Lemma. Let $A \subseteq B \subseteq K$ be rings, where $A$ is a discrete valuation ring, $B$ is a local ring, $K$ is the fraction field of $A$, and $A \to B$ is a local homomorphism. Then $A = B$.
Proof. By contradiction there exists $b \in B \setminus A$. Let $v \colon K^* \to \mathbb{Z}$ be the valuation associated to $A$. Since $b \notin A$, we have $v(b) < 0$. Then $v(b^{-1}) > 0$, therefore $b^{-1}$ is in the maximal ideal of $A$. As the homomorphism $A \to B$ is local, $1 = bb^{-1}$ lies in the maximal ideal of $B$, which is impossible. QED
Now consider the following case (which is slightly more general than yours): $f \in \mathbb{Z}[x]$ is primitive and irreducible and $\mathbb{Z}[x] \subseteq R \subseteq \mathbb{Q}[x]$ is any ring.
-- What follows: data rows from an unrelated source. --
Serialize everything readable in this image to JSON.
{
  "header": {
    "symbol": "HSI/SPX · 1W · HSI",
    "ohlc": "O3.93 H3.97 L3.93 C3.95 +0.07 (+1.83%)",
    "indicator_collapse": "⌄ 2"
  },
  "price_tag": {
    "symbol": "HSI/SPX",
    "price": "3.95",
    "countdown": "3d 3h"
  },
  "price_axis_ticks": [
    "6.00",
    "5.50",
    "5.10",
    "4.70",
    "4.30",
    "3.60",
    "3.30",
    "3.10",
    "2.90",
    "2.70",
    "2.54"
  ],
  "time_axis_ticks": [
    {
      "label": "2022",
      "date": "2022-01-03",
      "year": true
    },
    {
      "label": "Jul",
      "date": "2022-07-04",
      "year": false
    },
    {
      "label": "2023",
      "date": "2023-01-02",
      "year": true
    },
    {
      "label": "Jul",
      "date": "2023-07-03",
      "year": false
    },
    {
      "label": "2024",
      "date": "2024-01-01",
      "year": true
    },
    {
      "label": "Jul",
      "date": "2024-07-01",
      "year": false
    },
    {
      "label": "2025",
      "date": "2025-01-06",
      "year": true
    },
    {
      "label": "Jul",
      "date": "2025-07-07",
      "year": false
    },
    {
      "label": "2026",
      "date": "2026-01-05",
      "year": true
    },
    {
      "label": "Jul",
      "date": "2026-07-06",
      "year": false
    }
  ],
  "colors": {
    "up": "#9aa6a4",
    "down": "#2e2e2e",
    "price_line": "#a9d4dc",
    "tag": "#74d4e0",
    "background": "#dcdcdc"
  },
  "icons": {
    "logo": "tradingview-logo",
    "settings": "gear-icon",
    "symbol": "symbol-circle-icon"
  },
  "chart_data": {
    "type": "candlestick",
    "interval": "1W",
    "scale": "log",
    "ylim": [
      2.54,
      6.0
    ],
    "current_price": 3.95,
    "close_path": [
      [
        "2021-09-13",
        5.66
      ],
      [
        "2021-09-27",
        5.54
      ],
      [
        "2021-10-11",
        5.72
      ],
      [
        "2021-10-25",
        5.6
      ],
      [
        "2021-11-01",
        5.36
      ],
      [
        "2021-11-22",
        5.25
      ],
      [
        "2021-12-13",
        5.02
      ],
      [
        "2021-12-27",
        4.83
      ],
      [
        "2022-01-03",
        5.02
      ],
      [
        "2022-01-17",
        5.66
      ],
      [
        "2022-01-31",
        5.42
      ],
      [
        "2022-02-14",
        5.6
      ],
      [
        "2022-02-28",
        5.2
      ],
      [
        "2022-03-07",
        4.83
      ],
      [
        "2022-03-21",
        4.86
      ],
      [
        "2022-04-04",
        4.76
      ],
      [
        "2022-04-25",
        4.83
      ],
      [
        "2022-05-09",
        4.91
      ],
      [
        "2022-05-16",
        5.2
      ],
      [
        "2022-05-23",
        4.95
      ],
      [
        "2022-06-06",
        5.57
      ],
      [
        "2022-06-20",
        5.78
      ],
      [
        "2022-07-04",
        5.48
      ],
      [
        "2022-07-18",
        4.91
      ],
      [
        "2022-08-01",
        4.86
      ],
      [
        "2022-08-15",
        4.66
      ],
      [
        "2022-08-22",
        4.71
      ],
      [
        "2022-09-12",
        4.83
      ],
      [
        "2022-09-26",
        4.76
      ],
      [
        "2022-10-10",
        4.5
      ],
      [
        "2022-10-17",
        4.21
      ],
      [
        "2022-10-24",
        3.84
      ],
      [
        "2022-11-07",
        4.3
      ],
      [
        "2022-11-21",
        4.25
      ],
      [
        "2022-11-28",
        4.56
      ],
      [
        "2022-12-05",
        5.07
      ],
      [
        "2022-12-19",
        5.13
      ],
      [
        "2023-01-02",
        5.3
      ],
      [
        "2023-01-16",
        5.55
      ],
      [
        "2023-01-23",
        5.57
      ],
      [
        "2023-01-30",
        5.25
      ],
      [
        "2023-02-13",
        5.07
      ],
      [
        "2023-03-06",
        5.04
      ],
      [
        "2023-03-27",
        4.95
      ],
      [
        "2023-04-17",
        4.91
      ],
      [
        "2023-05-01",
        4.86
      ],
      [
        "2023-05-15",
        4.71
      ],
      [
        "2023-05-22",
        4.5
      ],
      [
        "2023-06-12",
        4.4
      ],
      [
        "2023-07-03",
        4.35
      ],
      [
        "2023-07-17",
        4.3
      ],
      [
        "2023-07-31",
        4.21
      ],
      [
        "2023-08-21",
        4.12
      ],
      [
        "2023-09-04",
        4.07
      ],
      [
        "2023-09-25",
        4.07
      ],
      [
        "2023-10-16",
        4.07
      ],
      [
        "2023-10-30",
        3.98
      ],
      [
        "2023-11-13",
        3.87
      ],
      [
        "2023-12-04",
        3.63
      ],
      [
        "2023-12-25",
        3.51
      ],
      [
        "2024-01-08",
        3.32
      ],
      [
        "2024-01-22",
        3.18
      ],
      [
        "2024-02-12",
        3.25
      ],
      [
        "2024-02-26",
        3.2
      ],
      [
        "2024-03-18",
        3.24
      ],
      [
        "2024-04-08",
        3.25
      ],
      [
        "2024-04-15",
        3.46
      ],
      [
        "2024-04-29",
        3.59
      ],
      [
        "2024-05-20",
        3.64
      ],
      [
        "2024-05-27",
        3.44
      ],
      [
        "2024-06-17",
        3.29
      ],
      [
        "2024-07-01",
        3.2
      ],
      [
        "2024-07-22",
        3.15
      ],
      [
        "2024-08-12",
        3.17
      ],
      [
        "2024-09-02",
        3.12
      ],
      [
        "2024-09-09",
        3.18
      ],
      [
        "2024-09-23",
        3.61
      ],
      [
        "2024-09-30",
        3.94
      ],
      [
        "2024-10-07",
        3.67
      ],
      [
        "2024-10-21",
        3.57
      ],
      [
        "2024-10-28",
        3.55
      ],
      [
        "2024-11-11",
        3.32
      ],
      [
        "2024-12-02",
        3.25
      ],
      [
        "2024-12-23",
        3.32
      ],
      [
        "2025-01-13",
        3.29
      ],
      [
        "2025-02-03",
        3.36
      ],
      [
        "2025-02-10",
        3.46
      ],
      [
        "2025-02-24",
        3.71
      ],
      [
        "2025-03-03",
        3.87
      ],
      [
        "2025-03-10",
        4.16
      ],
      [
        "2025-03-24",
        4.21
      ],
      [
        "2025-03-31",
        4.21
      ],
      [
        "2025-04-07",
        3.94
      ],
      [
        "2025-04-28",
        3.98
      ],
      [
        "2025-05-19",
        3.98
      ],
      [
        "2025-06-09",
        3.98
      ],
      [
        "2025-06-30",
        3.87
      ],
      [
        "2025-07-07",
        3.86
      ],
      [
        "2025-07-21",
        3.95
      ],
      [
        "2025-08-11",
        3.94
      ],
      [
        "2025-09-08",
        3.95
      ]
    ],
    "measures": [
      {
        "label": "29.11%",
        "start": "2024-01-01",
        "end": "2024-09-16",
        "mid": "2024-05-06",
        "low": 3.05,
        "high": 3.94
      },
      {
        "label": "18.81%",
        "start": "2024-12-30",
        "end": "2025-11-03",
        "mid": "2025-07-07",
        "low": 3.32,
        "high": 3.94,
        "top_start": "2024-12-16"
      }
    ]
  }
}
So $f \mathbb{Q} [x] \cap \mathbb{Z}[x] = f \mathbb{Z}[x]$. Thus, if $P := f \mathbb{Q}[x] \cap R$, then $P \cap \mathbb{Z}[x] = f \mathbb{Z}[x]$. The ideal $f \mathbb{Z}[x]$ is prime of height $1$, hence the localisation $A = \mathbb{Z}[x]_{f \mathbb{Z}[x]}$ is a DVR. Moreover, the inclusion $A \hookrightarrow R_P$ is local. By the lemma above, $R_P = A$.